Pious Jews, the Joint Foreign Committee declares, have been compelled to organize secret classes to instruct their children in the “tenets of their ancestral faith”. Many have been sent to prison for nothing more than imparting to their children this religious instruction.
The infractions against religious liberty are comparable to the edicts of the Spanish inquisition, the statement continues. Reviewing such incidents as the invasion of the synagogues by agents of the Soviet on Yom Kippur, the “anti-God Campaign” carried on with the alleged connivance of the government, the Committee concludes that in the face of such occurrences, it is “impossible to place any credence in the assurance of the Soviet Commissariat that any real liberty of conscience exists in Russia today”.
The statement also cites the burlesquing of the Jewish high holidays by substituting carnivals and so-called “scientific propagandizing”. It denies vigorously the contention of the Soviet that the mass of Jews of Russia approve the “atheistical” policy of the Bolshevists, and affirms that the great body of Russian Jews are as “averse to their theology as they are to their economics.” “There are some Jewish renegades as there are some Christian renegades, out their number is comparatively small”, it is contended.

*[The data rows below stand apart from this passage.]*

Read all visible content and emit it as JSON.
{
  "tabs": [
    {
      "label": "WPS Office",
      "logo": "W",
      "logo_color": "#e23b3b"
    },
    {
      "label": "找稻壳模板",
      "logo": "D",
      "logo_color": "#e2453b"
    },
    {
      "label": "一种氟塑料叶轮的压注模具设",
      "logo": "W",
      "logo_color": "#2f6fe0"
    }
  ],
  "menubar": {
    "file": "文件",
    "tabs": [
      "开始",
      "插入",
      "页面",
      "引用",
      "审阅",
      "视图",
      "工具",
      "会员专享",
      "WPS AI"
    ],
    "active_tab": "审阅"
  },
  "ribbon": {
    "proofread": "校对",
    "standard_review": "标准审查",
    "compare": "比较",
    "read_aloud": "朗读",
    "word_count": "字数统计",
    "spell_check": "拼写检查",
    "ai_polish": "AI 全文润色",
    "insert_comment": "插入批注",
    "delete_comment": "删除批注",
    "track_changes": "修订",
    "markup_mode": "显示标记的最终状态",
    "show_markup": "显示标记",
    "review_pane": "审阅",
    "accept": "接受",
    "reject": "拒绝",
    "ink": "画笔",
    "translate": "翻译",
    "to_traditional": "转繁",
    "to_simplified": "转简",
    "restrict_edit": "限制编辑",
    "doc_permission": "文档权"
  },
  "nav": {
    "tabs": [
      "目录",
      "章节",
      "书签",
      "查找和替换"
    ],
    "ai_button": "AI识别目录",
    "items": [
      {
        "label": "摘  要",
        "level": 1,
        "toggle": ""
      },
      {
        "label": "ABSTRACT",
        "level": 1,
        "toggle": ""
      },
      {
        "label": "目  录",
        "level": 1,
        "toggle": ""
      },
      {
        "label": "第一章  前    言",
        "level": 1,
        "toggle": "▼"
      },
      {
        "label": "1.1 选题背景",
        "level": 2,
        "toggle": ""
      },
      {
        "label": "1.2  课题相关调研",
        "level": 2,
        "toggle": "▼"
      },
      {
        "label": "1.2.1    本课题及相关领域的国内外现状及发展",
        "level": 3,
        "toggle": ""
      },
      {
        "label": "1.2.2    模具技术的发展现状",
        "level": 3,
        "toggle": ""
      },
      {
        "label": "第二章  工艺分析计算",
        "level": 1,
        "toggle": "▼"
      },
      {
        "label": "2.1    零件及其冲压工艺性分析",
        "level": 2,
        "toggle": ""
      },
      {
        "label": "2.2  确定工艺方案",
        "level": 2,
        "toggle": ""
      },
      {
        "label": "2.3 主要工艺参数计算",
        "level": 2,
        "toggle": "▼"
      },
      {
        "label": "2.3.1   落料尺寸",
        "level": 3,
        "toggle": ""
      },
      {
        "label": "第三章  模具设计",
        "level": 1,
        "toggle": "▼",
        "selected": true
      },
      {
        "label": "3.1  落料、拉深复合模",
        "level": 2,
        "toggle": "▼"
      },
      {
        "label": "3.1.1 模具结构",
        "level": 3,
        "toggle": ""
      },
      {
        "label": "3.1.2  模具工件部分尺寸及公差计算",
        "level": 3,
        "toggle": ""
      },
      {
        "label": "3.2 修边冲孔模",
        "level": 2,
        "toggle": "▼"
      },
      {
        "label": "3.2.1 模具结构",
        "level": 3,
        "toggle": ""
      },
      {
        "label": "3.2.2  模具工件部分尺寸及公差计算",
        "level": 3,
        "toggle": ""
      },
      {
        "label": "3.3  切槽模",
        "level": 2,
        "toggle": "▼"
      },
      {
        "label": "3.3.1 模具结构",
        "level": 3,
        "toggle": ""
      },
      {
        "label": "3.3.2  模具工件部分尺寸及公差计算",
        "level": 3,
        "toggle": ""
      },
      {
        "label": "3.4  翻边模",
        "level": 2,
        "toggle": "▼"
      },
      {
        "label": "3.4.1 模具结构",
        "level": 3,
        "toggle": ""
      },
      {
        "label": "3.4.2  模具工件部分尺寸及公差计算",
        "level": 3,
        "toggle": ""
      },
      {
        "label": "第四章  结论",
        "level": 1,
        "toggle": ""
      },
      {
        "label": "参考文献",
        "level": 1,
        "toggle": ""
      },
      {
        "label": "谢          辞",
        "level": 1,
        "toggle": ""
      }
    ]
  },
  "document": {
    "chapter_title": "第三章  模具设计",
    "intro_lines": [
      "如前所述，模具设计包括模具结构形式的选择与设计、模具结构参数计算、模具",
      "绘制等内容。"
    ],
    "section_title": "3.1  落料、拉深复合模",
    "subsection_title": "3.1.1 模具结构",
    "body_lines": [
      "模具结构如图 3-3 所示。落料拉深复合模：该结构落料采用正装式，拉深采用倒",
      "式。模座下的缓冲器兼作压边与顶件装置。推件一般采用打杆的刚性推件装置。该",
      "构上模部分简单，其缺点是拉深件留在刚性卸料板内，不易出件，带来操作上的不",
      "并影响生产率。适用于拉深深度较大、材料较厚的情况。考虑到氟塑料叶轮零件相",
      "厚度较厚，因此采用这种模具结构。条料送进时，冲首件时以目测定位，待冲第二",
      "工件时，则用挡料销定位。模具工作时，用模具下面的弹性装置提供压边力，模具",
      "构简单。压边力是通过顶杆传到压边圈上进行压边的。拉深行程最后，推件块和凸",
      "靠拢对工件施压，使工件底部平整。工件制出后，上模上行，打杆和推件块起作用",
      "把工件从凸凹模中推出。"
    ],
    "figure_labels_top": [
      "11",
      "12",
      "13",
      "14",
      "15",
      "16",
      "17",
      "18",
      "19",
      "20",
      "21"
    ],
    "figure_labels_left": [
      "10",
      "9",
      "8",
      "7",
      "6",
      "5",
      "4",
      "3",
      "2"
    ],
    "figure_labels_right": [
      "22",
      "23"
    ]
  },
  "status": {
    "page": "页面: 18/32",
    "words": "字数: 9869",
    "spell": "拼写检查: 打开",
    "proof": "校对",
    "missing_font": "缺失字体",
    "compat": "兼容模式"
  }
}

The correspondence dealing with the religious situation was carried on between Lucien Wolf, secretary of the Joint Foreign Committee and political representative of the Jewish Board of Deputies, and the assistant official agent of the Russian government in London.
Orthodox rabbis of Eastern Europe last summer ordained a fast day throughout Jewry as a protest to the Soviet’s battle against Judaism, the statement recalls. Following this, the Soviet government forwarded a statement to the Jewish Board of Deputies in which the claim was made that the Russian religious decree had been helpful rather than harmful to the Jews.